While my son was doing this B. was in the background bitching at Al because of this or that. I told her, “Stop it right now. You have no right to be speaking to him this way.Leave him alone and remember this is not your son nor your home.”
She gave me a dirty look and then proceeded to start in on our half-sister. It escalated very quickly and soon there was an arguing match in full force. I am so thankful my parents lived in the country. If we were in town the cops would definitely have been called.
Yelling and accusing was going on so long. When I glanced at Dad to see how he was dealing with this he was sitting in a summer chair and his body was trembling. He was so weak and also too afraid to interfere with this fighting.

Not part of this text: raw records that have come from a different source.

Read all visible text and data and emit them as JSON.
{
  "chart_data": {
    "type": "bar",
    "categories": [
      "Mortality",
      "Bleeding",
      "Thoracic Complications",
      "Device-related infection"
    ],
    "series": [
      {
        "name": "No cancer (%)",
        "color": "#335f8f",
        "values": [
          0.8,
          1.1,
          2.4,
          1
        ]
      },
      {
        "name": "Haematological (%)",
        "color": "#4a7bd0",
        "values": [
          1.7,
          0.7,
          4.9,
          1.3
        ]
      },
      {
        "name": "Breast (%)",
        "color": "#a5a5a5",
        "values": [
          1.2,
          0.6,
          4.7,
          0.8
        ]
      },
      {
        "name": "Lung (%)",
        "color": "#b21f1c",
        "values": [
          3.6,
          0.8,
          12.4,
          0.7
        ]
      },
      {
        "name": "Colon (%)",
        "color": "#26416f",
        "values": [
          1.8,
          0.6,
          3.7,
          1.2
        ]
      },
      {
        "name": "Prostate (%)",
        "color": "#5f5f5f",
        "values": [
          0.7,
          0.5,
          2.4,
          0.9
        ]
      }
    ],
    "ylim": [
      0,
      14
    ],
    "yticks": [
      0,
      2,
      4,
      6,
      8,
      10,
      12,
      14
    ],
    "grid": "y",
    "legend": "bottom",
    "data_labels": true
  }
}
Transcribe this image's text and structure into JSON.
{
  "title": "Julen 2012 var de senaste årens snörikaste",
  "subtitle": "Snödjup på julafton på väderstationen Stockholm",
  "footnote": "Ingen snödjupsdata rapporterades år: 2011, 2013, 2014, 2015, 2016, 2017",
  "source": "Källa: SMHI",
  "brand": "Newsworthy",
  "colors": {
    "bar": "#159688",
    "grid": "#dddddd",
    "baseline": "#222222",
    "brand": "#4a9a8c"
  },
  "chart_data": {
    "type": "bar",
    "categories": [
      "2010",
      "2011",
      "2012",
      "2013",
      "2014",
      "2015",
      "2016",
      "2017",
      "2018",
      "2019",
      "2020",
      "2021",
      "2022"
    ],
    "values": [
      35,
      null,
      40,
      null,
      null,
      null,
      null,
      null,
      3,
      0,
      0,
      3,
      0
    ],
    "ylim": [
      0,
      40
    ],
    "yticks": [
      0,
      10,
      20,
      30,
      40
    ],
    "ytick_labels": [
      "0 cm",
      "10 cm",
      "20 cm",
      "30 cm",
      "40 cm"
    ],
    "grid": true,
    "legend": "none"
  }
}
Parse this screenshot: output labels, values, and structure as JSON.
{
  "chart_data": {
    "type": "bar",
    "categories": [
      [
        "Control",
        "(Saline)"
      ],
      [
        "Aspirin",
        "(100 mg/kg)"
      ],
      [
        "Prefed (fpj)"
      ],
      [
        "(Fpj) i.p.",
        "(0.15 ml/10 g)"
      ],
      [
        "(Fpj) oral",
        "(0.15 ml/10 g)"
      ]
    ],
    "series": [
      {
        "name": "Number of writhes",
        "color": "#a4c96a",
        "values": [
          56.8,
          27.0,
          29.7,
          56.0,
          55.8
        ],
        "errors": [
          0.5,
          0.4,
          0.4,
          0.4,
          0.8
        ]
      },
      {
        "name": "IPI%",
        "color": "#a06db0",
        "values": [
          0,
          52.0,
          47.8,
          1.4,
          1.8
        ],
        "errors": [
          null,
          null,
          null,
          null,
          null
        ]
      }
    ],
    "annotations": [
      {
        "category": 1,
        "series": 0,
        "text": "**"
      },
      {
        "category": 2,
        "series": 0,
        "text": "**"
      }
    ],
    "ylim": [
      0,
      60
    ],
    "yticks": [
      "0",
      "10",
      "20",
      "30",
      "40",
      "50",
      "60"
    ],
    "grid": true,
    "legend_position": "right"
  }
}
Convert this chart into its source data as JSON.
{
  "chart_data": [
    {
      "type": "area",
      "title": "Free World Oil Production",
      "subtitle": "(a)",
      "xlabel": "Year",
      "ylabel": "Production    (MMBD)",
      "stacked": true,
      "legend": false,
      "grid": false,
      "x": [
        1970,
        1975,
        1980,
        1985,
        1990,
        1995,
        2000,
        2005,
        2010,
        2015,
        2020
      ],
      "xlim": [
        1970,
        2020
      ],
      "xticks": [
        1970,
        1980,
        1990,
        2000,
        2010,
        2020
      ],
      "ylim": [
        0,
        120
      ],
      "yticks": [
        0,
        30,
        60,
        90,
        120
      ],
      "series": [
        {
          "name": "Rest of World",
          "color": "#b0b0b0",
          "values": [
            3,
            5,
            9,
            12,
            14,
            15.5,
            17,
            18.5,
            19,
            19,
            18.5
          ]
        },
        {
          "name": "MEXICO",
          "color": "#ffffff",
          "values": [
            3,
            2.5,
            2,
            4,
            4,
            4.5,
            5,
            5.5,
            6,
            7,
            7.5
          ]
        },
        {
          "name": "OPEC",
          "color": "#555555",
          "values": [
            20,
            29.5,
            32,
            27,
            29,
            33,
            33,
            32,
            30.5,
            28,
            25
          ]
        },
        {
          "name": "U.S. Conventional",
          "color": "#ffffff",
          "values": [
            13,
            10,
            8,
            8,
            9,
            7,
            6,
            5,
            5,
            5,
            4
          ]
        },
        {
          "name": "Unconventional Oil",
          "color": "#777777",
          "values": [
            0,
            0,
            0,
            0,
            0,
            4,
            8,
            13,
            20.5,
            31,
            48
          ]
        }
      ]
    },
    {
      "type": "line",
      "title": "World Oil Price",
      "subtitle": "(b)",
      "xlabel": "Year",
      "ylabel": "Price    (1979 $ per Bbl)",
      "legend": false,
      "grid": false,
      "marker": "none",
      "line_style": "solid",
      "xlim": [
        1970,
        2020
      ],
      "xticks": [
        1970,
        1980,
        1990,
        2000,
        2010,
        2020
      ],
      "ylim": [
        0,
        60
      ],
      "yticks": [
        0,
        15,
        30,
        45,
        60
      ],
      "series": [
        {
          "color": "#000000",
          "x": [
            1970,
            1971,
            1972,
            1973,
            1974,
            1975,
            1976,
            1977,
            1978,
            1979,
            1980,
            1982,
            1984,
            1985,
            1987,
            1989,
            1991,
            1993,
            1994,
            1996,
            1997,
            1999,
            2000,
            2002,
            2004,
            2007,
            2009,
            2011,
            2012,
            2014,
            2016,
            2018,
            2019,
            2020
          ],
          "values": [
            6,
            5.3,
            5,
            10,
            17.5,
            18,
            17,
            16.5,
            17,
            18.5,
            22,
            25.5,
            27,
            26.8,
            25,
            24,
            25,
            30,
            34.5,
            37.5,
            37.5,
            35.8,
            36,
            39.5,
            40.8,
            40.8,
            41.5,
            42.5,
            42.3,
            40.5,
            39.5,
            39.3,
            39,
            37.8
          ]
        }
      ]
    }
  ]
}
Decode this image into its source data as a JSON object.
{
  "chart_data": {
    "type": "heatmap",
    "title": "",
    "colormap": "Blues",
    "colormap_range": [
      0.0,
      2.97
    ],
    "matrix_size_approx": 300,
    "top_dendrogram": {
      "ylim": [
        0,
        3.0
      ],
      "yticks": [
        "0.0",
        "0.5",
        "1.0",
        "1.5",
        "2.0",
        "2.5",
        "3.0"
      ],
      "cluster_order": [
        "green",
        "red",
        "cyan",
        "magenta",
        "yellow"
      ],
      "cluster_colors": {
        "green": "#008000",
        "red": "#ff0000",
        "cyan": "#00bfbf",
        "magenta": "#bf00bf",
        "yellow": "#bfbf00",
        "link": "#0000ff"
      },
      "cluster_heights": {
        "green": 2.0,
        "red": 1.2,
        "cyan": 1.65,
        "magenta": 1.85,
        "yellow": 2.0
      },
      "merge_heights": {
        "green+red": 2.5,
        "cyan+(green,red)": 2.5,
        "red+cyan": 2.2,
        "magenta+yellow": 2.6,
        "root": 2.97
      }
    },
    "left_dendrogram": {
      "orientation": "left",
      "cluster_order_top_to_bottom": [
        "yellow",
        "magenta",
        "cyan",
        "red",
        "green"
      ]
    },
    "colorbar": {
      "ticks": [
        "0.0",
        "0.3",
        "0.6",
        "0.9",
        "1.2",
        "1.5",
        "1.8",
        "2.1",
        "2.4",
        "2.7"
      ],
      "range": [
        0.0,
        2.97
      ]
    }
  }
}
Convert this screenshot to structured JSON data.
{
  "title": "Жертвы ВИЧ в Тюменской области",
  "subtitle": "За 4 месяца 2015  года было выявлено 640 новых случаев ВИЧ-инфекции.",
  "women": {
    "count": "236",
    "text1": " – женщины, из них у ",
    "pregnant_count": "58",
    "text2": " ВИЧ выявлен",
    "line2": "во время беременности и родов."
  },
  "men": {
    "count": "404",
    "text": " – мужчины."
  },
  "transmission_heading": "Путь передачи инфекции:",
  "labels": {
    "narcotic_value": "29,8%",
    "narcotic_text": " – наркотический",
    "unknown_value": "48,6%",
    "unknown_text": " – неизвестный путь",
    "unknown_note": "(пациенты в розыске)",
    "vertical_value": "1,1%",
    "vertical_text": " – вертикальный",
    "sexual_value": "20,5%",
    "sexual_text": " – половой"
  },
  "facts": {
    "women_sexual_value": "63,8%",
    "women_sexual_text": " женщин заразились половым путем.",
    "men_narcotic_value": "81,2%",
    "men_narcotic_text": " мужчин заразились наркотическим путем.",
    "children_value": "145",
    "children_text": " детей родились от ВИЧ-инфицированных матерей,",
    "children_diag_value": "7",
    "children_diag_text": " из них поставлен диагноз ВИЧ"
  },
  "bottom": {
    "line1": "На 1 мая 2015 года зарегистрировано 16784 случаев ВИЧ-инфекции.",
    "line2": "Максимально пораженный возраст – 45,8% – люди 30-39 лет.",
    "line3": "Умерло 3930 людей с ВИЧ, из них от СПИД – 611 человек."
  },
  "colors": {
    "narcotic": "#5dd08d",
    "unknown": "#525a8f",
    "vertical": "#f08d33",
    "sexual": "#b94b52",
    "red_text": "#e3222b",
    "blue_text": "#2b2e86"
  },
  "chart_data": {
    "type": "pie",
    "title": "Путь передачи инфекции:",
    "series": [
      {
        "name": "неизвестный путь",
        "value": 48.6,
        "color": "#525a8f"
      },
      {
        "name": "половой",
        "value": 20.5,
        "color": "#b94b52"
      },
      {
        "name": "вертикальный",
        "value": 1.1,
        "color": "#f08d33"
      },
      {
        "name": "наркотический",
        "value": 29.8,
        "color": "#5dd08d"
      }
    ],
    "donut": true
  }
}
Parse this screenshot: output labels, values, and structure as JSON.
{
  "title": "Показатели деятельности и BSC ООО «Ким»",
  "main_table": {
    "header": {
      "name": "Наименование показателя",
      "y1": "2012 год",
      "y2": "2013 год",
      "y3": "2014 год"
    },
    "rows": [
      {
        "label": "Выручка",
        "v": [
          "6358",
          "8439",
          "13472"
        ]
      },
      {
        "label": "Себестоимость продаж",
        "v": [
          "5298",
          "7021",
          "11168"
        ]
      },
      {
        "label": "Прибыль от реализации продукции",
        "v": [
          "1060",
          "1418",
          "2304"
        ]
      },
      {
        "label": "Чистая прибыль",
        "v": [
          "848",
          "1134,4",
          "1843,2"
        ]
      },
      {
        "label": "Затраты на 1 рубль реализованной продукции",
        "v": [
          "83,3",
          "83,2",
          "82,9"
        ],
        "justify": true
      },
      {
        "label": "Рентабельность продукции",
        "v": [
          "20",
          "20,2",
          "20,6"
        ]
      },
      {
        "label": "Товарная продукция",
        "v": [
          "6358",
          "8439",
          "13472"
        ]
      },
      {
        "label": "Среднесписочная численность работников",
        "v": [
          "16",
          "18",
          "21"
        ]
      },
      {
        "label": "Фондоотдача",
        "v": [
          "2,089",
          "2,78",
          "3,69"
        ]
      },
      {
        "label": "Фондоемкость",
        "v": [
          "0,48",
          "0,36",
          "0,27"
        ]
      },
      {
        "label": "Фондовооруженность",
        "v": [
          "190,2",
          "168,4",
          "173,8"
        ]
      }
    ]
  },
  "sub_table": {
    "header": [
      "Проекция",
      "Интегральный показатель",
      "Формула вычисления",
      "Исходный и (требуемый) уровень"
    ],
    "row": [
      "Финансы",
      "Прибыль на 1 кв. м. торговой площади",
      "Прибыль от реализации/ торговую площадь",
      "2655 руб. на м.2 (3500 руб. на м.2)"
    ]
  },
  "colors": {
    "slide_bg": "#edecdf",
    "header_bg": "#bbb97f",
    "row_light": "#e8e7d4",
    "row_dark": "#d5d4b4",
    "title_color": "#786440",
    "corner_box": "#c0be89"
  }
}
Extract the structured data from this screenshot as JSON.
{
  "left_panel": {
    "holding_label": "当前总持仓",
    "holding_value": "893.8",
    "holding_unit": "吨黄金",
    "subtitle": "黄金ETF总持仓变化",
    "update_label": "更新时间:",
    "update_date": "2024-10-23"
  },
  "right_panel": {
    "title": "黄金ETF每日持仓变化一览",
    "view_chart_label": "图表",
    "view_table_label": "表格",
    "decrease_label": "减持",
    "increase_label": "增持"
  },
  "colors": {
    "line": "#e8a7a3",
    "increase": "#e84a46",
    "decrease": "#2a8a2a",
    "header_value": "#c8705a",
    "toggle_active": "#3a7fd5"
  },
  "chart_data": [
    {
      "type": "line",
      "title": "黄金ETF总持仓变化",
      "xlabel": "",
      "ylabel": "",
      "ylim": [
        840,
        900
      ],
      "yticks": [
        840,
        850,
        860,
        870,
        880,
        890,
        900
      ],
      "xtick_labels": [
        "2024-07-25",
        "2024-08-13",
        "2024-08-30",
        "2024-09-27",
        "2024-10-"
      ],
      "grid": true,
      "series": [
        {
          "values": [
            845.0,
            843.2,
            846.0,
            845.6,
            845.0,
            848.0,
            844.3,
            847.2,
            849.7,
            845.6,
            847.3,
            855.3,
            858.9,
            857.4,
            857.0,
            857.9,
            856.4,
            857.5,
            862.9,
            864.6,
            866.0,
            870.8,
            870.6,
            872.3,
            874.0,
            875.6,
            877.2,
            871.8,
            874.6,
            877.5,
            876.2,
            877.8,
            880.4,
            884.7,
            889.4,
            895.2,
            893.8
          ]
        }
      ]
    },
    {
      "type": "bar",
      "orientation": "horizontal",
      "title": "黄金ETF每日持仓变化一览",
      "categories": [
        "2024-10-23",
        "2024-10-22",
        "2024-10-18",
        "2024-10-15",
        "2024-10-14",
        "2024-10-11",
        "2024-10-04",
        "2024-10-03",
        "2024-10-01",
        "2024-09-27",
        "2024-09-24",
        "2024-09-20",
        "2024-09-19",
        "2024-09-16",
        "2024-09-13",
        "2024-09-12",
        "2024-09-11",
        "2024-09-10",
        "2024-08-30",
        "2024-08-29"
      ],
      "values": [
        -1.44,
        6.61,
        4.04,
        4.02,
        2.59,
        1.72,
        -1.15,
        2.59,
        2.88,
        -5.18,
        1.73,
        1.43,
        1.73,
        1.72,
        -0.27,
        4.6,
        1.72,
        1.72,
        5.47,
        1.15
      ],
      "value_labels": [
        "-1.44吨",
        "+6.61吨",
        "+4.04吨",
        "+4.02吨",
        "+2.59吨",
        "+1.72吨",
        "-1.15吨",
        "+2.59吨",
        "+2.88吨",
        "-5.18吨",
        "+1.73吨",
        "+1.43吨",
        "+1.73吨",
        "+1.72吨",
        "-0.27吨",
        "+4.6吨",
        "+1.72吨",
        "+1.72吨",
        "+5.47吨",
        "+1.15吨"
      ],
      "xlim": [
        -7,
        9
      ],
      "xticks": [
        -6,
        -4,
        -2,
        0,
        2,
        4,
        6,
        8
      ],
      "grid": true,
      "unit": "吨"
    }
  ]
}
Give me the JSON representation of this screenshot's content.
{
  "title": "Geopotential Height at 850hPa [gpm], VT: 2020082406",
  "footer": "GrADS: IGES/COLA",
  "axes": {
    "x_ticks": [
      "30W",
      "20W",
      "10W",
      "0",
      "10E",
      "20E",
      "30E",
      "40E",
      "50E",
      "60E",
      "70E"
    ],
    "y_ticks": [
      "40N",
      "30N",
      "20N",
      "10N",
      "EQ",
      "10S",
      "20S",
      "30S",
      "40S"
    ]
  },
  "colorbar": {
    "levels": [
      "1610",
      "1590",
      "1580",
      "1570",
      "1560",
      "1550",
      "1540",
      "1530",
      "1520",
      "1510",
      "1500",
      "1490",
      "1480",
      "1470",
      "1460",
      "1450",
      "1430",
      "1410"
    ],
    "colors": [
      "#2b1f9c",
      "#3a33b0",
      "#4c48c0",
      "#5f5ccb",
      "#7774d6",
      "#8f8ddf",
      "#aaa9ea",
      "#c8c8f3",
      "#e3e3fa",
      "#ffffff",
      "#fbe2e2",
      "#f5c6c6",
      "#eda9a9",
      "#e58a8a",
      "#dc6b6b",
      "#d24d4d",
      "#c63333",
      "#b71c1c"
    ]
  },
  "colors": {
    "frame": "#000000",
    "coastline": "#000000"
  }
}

I probably didn’t handle it the right way, but I told Al to go ahead and go back in the house where he would be safe. Al didn’t hesitate, he left right a way. I walked up between the sister and B. and stuck my hands out in between them. I probably looked like a traffic cop. I told them,” You are destroying Dad. Look at him trembling. You two should be ashamed of yourselves. If you want to argue and bitch, go somewhere else and do it in private. I want this shit stopped now. I will not sit here and watch you all destroy yourselves.”
Voices hushed and the air became quiet. B. was beginning to mumble under her breath and I gave her the look. She changed her train of thought and went to Dad and told him she couldn’t help herself. She just wanted to protect him. In my opinion she could just shove it and go to hell.
After the boxing ring became quiet, Dad went back to the issue of wanting to get on the tractor. My son and I tried and tried to hoist him up but to no avail. Finally I saw a five-gallon container. I went and grabbed it and placed it as a stepping stone for him.
He was able to get on and he sat there smiling. He tried to start the tractor but his legs were too weak to clamp down on any pedals. Getting him off was even harder. My son and I balanced him and sort of pulled him off.
There was no more arguing that day. B. had said what she wanted. Our half-sister was done defending herself and inside Grandma’s house. My son left, so all that was left outside was B., me and Dad.
I grabbed Dad’s mail and we all went back to the girlfriend’s home where I helped Dad inside. The day before when I had visited Dad I had brought over a toilet commode. He could barely get down on the seat to sit or stand to be wiped.
I had the leverage to grab him this and a walker. When we got inside her house and I had Dad seated and comfortable in his recliner, she called me into her kitchen. When I went to see what she wanted she had the commode in her hands. She made me watch as she tossed it out the back door. She commented or hissed, “No one is going to pretend they are sick in my house. There will be nothing here that represents sick.”
I watched her with intent as she tossed that and the walker outside. I went outdoors and grabbed the walker and brought it back inside. With Dad within hearing distance I played out a short clip of a silent movie.
I raised the walker and pretended I was going to slam her with it. She covered her head with her hands and inside I was having the time of my life. On the outside I was firm-faced and I mouthed to her, “He needs this, dammit, now get your shit together.”
She left the walker alone but put it on the back porch. I had to look at B. for the first time with sadness. Although I never met her husband who had passed I could imagine the memories of having another man you cared about dying in your home once again. That feeling of sadness didn’t really stay that long, as I knew that someone in her sixties should very well know better to take it out on another human being, no matter how bad it hurts emotionally.